Perché nei loro sguardi e nei loro movimenti c’era tutto
quello per cui combattevo anch’io. C’era una voglia di futuro sostenuta da
sentimenti autentici e rabbiosi, che esplodeva in battute mordaci, occhiate
oblique e certi improvvisi silenzi che pure gridavano quasi più di una guerra.
Di loro ricordo soprattutto uno scambio, veloce e nervoso,
tuttavia eloquentissimo, perché esiste una voce dei sentimenti la cui eco
deflagra persino oltre l’intenzione.
“Come vedi non sono diventato ancora un Jonin.”
“Io sono contenta di rivederti vivo.”
Nessuno dei due arrossì o abbassò lo sguardo. Solo Shikamaru
tirò una boccata forse troppo profonda, tossendo e ridendoci su.
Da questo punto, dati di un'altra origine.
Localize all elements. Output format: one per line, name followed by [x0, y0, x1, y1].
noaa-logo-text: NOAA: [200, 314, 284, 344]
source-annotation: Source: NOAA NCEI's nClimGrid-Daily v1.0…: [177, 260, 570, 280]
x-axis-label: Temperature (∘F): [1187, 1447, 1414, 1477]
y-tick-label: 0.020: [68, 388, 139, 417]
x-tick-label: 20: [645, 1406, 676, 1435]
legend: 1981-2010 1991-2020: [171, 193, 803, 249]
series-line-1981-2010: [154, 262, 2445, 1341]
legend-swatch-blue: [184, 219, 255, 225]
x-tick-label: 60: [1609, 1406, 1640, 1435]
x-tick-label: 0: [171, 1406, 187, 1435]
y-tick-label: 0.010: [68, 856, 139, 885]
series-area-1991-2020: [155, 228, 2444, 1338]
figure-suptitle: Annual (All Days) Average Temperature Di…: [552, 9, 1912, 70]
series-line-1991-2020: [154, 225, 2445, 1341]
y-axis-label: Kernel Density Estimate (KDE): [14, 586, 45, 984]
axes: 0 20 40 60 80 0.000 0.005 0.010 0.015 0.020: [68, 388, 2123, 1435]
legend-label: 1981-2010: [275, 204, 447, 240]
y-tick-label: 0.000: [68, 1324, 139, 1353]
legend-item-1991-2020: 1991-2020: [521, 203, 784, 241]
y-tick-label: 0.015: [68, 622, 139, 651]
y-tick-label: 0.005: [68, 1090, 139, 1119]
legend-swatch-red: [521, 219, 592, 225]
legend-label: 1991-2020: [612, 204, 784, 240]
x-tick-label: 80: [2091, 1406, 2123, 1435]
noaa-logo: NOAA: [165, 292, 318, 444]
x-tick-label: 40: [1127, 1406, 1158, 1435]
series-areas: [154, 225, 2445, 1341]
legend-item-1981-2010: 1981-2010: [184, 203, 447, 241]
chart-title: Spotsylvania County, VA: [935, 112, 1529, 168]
Ma Temari non stirò neppure le labbra.
Alla fine furono loro a vedersela con Juugo, combinando il
potere di controllo dell’ombra di Nara con le Lame del Vento di una combattente
esperta e decisa.
La loro intesa fu una sincronia geometrica tanto perfetta che
a tutti venne spontaneo domandarsi dove avessero imparato a combattere così,
s’erano piuttosto sempre stati rivali.
Solo la maestra Kurenai abbassò il capo e sorrise. Prima che
ce lo raccontasse il vento, un nuovo Re aveva preso per mano il suo.
Splendido e determinato, come un croco o un anemone.